2025-08-24

HISTORIA

El sacrificio y el sueño cumplido de la única farmacéutica de Ullum, que hoy asiste a sus vecinos con su propia empresa

A Flavia Cortez todavía se le caen las lágrimas cuando recuerda el día en que les dijo a sus padres que se había recibido en la universidad. El relato de los eternos viajes en colectivo para estudiar. La pasión heredada de su papá. Y un fuerte sentido de pertenencia: “Nunca me voy a ir de Ullum”.

Postergar la gratificación parece ser una virtud cada vez más escasa en tiempos de fugacidad y premura. Por eso hay historias que sobresalen aún más cuando el sacrificio silencioso es el camino elegido hacia las grandes metas personales.
Con muchos obstáculos enfrente, Flavia María Inés Cortez, que está por cumplir 42 años, se la jugó y hoy es la única farmacéutica de su querido Ullum, la tierra de la que aclara que jamás se irá. 

Creció entre medicamentos y decidió seguir los pasos de su papá, a quien le dedica cada logro que tiene no solo como profesional, sino también como empresaria. Flavia es propietaria de la Farmacia Ullum, la única que hay en el departamento del gran espejo de agua que es orgullo sanjuanino.
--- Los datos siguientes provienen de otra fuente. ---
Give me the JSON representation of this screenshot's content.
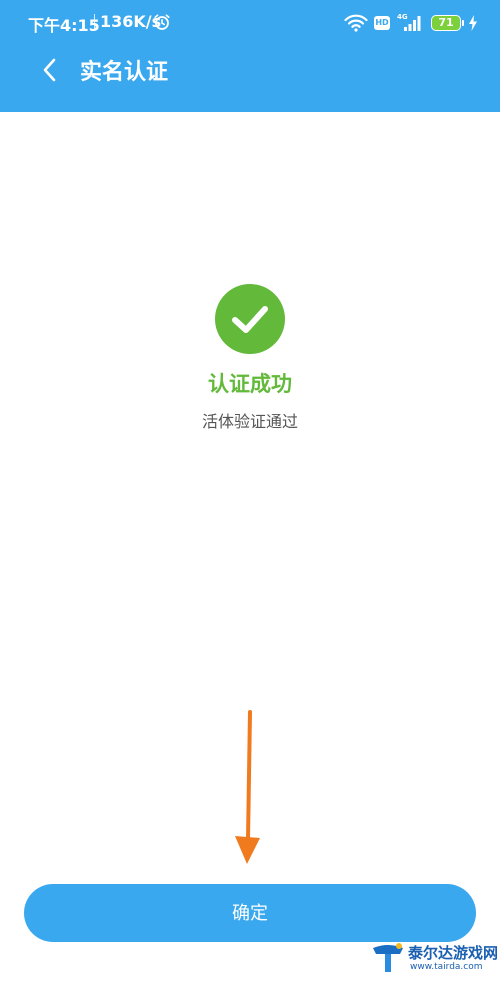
{
  "status_bar": {
    "time": "下午4:15",
    "net_speed": "136K/s",
    "network_type": "4G",
    "hd_label": "HD",
    "battery_level": "71"
  },
  "header": {
    "title": "实名认证",
    "background_color": "#3aa8ee"
  },
  "result": {
    "title": "认证成功",
    "subtitle": "活体验证通过",
    "accent_color": "#62b93a"
  },
  "footer": {
    "confirm_label": "确定"
  },
  "watermark": {
    "name": "泰尔达游戏网",
    "url": "www.tairda.com"
  },
  "icons": [
    "alarm-icon",
    "wifi-icon",
    "signal-icon",
    "bolt-icon",
    "back-icon",
    "check-icon",
    "arrow-down-icon"
  ]
}
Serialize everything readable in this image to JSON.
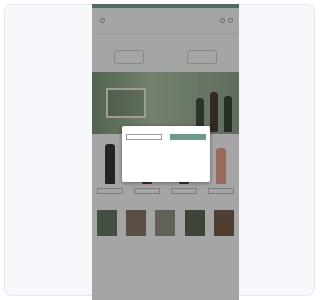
{
  "header": {
    "logo_text": ""
  },
  "nav": {
    "items": [
      "",
      "",
      "",
      "",
      ""
    ]
  },
  "promo": {
    "line1": "",
    "line2": ""
  },
  "hero": {
    "headline": ""
  },
  "sections": {
    "featured_title": "",
    "collection_title": ""
  },
  "cookie_modal": {
    "logo_text": "",
    "title": "",
    "body": "",
    "decline_label": "",
    "accept_label": "",
    "settings_link": ""
  },
  "colors": {
    "accent": "#6f9a8d",
    "brand_pink": "#e46a8a",
    "promo_red": "#c0392b"
  }
}
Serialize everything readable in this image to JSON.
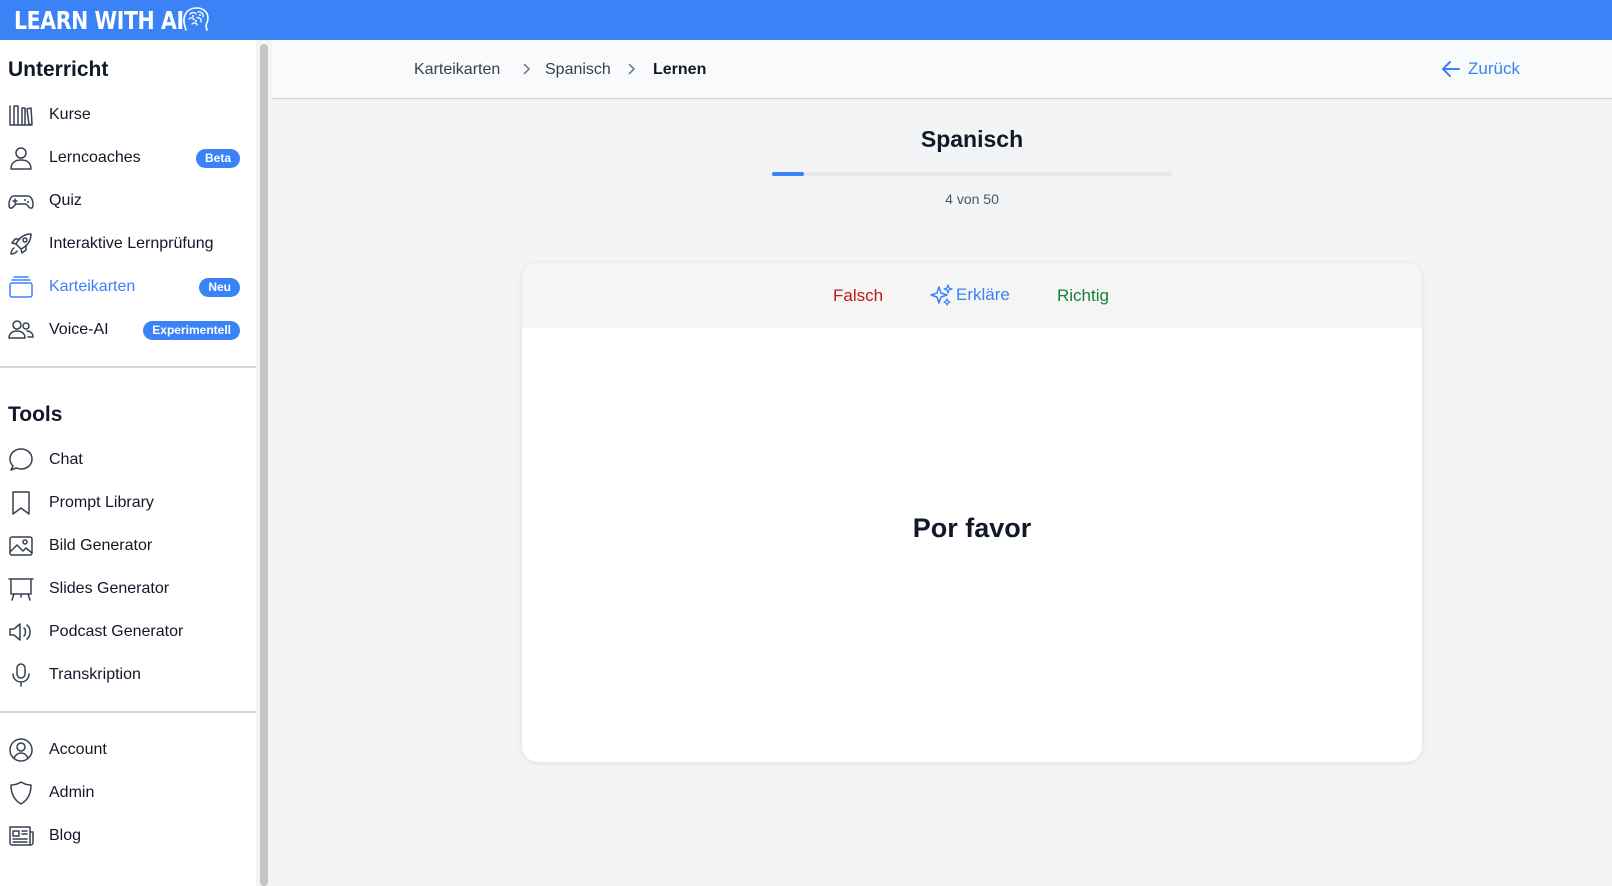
{
  "app": {
    "logo_text": "LEARN WITH AI"
  },
  "sidebar": {
    "section_lessons": "Unterricht",
    "lessons": [
      {
        "label": "Kurse",
        "icon": "library-icon",
        "badge": ""
      },
      {
        "label": "Lerncoaches",
        "icon": "user-icon",
        "badge": "Beta"
      },
      {
        "label": "Quiz",
        "icon": "gamepad-icon",
        "badge": ""
      },
      {
        "label": "Interaktive Lernprüfung",
        "icon": "rocket-icon",
        "badge": ""
      },
      {
        "label": "Karteikarten",
        "icon": "card-stack-icon",
        "badge": "Neu",
        "active": true
      },
      {
        "label": "Voice-AI",
        "icon": "users-icon",
        "badge": "Experimentell"
      }
    ],
    "section_tools": "Tools",
    "tools": [
      {
        "label": "Chat",
        "icon": "chat-icon"
      },
      {
        "label": "Prompt Library",
        "icon": "bookmark-icon"
      },
      {
        "label": "Bild Generator",
        "icon": "image-icon"
      },
      {
        "label": "Slides Generator",
        "icon": "presentation-icon"
      },
      {
        "label": "Podcast Generator",
        "icon": "speaker-icon"
      },
      {
        "label": "Transkription",
        "icon": "microphone-icon"
      }
    ],
    "account": [
      {
        "label": "Account",
        "icon": "user-circle-icon"
      },
      {
        "label": "Admin",
        "icon": "shield-icon"
      },
      {
        "label": "Blog",
        "icon": "newspaper-icon"
      }
    ]
  },
  "breadcrumb": [
    "Karteikarten",
    "Spanisch",
    "Lernen"
  ],
  "back_label": "Zurück",
  "deck": {
    "title": "Spanisch",
    "progress_text": "4 von 50",
    "progress_fraction": 0.08
  },
  "card": {
    "wrong_label": "Falsch",
    "explain_label": "Erkläre",
    "right_label": "Richtig",
    "word": "Por favor"
  },
  "colors": {
    "accent": "#3b82f6",
    "wrong": "#b91c1c",
    "right": "#15803d"
  }
}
Alberto Cortez sufrió una muerte súbita el 3 de julio de 2017 y su hija no tuvo mucho tiempo para elaborar el duelo porque el 7 de julio tuvo que abrir otra vez el local. Los ulluneros no podían quedarse sin sus remedios. “A pesar de ese dolor por la ausencia tuve que seguir”, le dice a 0264 Noticias.       

Ella abrazó esa vocación de servicio desde muy joven y nunca dejó de pensar en su comunidad. “Otro sueño que me gustaría cumplir es el de abrir una sucursal más, para darle al departamento un servicio un poquito más amplio, porque lo merece”, revela.

Con una labor reconocida por los vecinos, su empoderamiento fue destacado por la Municipalidad y por la Asociación de Mujeres Empresarias, que la distinguieron el año pasado. “Hay un colega que también es del departamento, pero emigró hacia otra provincia”, dice Flavia.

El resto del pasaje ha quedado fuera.